Amel tersenyum menatap tulisannya. Amel suka menulis kata kata untuk dirinya sendiri, memotivasi diri sendiri agar bisa memotivasi orang lain, itu prinsip Amel.

Amel menatap ponselnya yang bergetar menampilkan nama Akbar.

"Halo?" Tanya Amel.

"Kerumah sakit *** sekarang juga," ucap Akbar dengan tenang namun bernada tegas.

"Emang kenapa?" Tanya Amel.

"Gavin kecelakaan! Cepet!" Amel mematikan ponselnya lalu segera menuju rumah sakit yang Akbar beri tau.

***

"AKBAR!!" Amel berlari ke arah Akbar dan memeluknya. Akbar sempat terkejut namun dia membalas pelukan Amel. "Gavin, gimana?" Amel berusaha berbicara meski sulit.

Akbar melepaskan pelukan mereka dan menyuruh Amel masuk. Amel masuk ke dalam dan melihat keadaan Gavin yang terbaring tak berdaya.

"Gavin," panggil Amel. Amel memeluk Gavin dengan spontan. "Kenapa sih Vin? Ingatan kamu sama wajah istri kamu aja belum pulih! Apa abis ini kamu bakal lupa sama memori kita?!!"

"Engga dong." Balasan dari omongan Amel tersauti oleh Gavin sendiri. Gavin membuka matanya sebelah sambil menahan senyum. "Senyum aja sih!" Sewot Amel, Gavin tersenyum lebar dan dilanjuti oleh tawanya.

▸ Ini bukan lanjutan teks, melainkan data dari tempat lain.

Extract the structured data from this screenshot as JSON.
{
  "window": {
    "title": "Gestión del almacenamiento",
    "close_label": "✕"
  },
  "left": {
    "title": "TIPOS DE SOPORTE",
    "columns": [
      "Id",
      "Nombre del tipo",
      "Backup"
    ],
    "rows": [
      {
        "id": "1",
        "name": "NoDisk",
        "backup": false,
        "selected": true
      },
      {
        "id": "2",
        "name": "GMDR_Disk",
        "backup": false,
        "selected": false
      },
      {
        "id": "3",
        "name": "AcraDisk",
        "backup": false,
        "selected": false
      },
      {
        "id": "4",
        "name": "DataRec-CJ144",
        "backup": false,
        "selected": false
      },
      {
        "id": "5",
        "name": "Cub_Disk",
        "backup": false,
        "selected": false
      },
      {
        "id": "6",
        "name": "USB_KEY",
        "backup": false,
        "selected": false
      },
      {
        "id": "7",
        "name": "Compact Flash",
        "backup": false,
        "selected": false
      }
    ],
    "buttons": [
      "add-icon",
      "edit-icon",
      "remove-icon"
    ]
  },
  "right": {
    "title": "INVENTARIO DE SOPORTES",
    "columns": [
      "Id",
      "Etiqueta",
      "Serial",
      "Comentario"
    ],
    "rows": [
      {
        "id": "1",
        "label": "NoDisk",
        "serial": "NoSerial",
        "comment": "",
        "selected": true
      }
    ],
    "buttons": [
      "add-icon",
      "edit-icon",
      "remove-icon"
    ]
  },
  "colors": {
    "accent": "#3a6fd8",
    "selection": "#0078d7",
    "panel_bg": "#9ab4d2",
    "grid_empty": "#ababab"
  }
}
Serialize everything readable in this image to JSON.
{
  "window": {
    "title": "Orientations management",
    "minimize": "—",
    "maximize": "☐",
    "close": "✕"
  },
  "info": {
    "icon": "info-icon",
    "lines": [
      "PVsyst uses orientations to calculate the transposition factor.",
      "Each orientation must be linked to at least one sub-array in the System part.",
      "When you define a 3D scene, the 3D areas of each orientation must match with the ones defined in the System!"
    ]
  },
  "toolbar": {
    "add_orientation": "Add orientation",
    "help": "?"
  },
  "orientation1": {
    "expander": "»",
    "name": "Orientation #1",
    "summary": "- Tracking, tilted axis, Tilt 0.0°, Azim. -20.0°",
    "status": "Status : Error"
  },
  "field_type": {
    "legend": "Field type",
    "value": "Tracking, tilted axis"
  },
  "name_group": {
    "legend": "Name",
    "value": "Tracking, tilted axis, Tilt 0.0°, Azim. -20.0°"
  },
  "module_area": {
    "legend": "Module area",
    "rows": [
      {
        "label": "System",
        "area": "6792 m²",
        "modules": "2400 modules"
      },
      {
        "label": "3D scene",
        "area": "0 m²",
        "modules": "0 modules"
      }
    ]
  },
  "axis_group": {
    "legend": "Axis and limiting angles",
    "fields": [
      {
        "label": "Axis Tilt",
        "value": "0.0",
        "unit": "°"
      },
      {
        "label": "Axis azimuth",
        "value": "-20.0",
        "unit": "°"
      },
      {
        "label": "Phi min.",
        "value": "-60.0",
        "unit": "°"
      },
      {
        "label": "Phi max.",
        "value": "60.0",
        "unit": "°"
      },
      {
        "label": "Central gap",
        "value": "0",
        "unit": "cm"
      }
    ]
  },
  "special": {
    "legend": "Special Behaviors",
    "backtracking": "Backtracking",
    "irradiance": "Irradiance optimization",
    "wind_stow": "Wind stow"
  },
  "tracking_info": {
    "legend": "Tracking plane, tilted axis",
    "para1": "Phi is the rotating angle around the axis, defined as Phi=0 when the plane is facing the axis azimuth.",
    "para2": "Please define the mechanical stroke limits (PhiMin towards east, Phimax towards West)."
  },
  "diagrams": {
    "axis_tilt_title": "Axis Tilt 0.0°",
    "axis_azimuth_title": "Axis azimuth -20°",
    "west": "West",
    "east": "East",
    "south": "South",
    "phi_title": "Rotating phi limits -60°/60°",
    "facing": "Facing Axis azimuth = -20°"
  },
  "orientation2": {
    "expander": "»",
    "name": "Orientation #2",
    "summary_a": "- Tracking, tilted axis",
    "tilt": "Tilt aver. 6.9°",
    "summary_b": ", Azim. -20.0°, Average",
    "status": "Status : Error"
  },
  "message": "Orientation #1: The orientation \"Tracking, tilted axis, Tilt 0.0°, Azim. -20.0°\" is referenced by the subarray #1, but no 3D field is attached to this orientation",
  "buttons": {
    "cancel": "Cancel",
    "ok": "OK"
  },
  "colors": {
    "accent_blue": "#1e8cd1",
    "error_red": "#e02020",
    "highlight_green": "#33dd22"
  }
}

"Aku udan inget, who you are." Amel menatap Gavin dengan terkejut. "Serius?" Gavin mengangguk.

"Sebelum kecelakaan, aku sempet nemu foto dimana kamu pakai baju SMA dan akhirnya kepala aku sakit karena memori memori keputar dengan wajah kamu yang ada di kepala aku, dan ga sengaja nabrak pohom gara gara ngindarin Ayam." Amel tertawa terbahak bahak mendengar cerita absurd dari Gavin.

"Kocak ih! Kaya drama Indosiar." Gavin terkekeh kecil.

"Jadi? Kita terbang ke Jerman bareng bareng?"

***

"Awas hati hati," Ucap Gavin sambil membantu Amel turun dari jet milik keluarga Gavin. Gavin dan Amel sudah berhasil dan selamat mendarat sampai ke Jerman.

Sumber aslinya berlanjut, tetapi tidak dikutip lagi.